A Sauber iniciou em 2018 uma nova era. Depois de vários anos a sobreviver com recursos mínimos e sem competitividade, a equipa entregou as rédeas da equipa a Frederic Vasseur e as mudanças não tardaram em fazer-se sentir. E a mais visivel é a presença de um logotipo gigante no carro que diz Alfa-Romeo. A associação da equipa com a mítica marca italiana trouxe um novo folego à equipa e mais que isso, permitiu uma parceria mais próxima com a Ferrari.
Vasseur foi claro quando disse que o problema da falta de competitividade de 2017 não era apenas devida ao motor ultrapassado mas também ao fraco chassis, especialmente na componente aerodinâmica.

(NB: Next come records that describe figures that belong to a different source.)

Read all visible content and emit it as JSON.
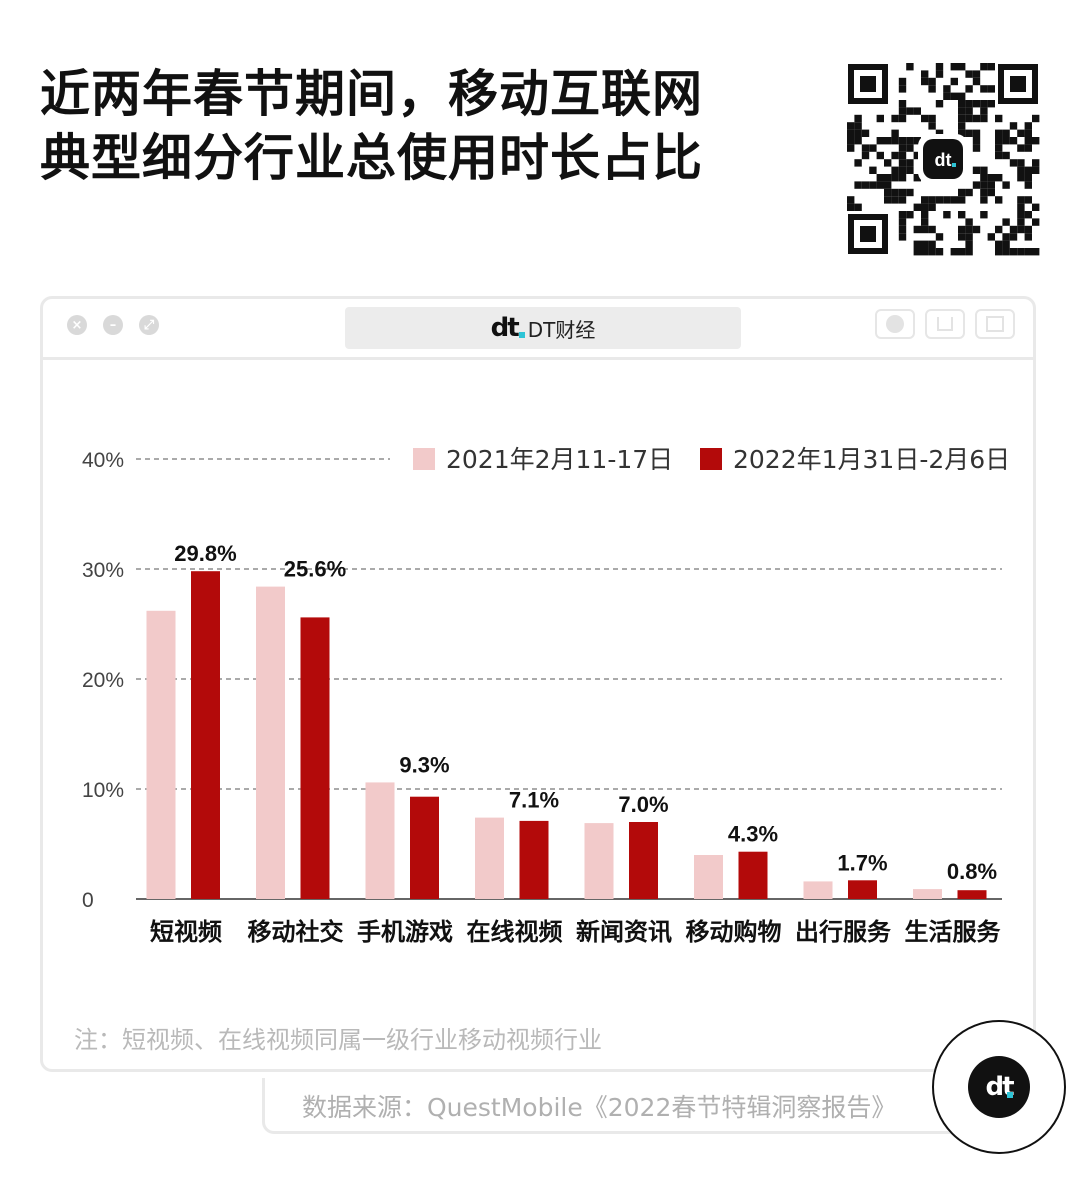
{
  "title_line1": "近两年春节期间，移动互联网",
  "title_line2": "典型细分行业总使用时长占比",
  "window_tab_title": "DT财经",
  "note": "注：短视频、在线视频同属一级行业移动视频行业",
  "source": "数据来源：QuestMobile《2022春节特辑洞察报告》",
  "colors": {
    "series_2021": "#f2caca",
    "series_2022": "#b30a0a",
    "grid": "#555555"
  },
  "icons": [
    "qr-code-icon",
    "dt-logo-icon",
    "close-icon",
    "minimize-icon",
    "maximize-icon"
  ],
  "chart_data": {
    "type": "bar",
    "categories": [
      "短视频",
      "移动社交",
      "手机游戏",
      "在线视频",
      "新闻资讯",
      "移动购物",
      "出行服务",
      "生活服务"
    ],
    "series": [
      {
        "name": "2021年2月11-17日",
        "values": [
          26.2,
          28.4,
          10.6,
          7.4,
          6.9,
          4.0,
          1.6,
          0.9
        ],
        "color": "#f2caca"
      },
      {
        "name": "2022年1月31日-2月6日",
        "values": [
          29.8,
          25.6,
          9.3,
          7.1,
          7.0,
          4.3,
          1.7,
          0.8
        ],
        "color": "#b30a0a",
        "labels": [
          "29.8%",
          "25.6%",
          "9.3%",
          "7.1%",
          "7.0%",
          "4.3%",
          "1.7%",
          "0.8%"
        ]
      }
    ],
    "yticks": [
      "0",
      "10%",
      "20%",
      "30%",
      "40%"
    ],
    "ytick_values": [
      0,
      10,
      20,
      30,
      40
    ],
    "ylim": [
      0,
      40
    ],
    "legend": "top-right",
    "grid": true
  }
}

Era preciso reestruturar a equipa e melhorar várias áreas. O resultado desta reestruturação, (que ainda decorre com o anuncio da saída de Jorg Zander, agora ex-director técnico da equipa) foi um carro radicalmente diferente do que vinha sendo a filosofia de simplicidade usada pela Sauber. Um carro com detalhes inovadores e com ideias que poderão despertar a curiosidade de outras equipas. Claro que uma máquina nova precisa de tempo para crescer e mostrar valor, mas ao contrário do que se esperava, a Sauber tem conseguido levar a água ao seu moinho e já pontuou por duas vezes este ano. Tem 11 pontos em carteira, mais seis que a Williams, menos um que a Haas e menos três que a Toro Rosso. A equipa não tem cometido erros e os pilotos têm apresentado um nível interessante. Ericsson não comprometeu o resultado no Bahrein e Leclerc, depois de uma fase em que cometeu alguns erros comprometedores, encontrou a calma necessária para que o seu talento se evidenciasse.
Os dois pontos de Ericsson e os 8 pontos de Leclerc são a prova que a equipa evoluiu e embora tenham pontuado em corridas atípicas, conseguiram aproveitar os azares alheios. A Haas, que tem um chassis que poderia lutar por um lugar no top5, não tem conseguido materializar esse potencial. É claramente uma fase ascendente da equipa que já mostrou que pode continuar a surpreender e a fazer aparições nos pontos. Mas é excelente ver uma equipa que passou por um processo de reorganização tão profundo possa estar já a apresentar resultados positivos. A F1 precisa disso.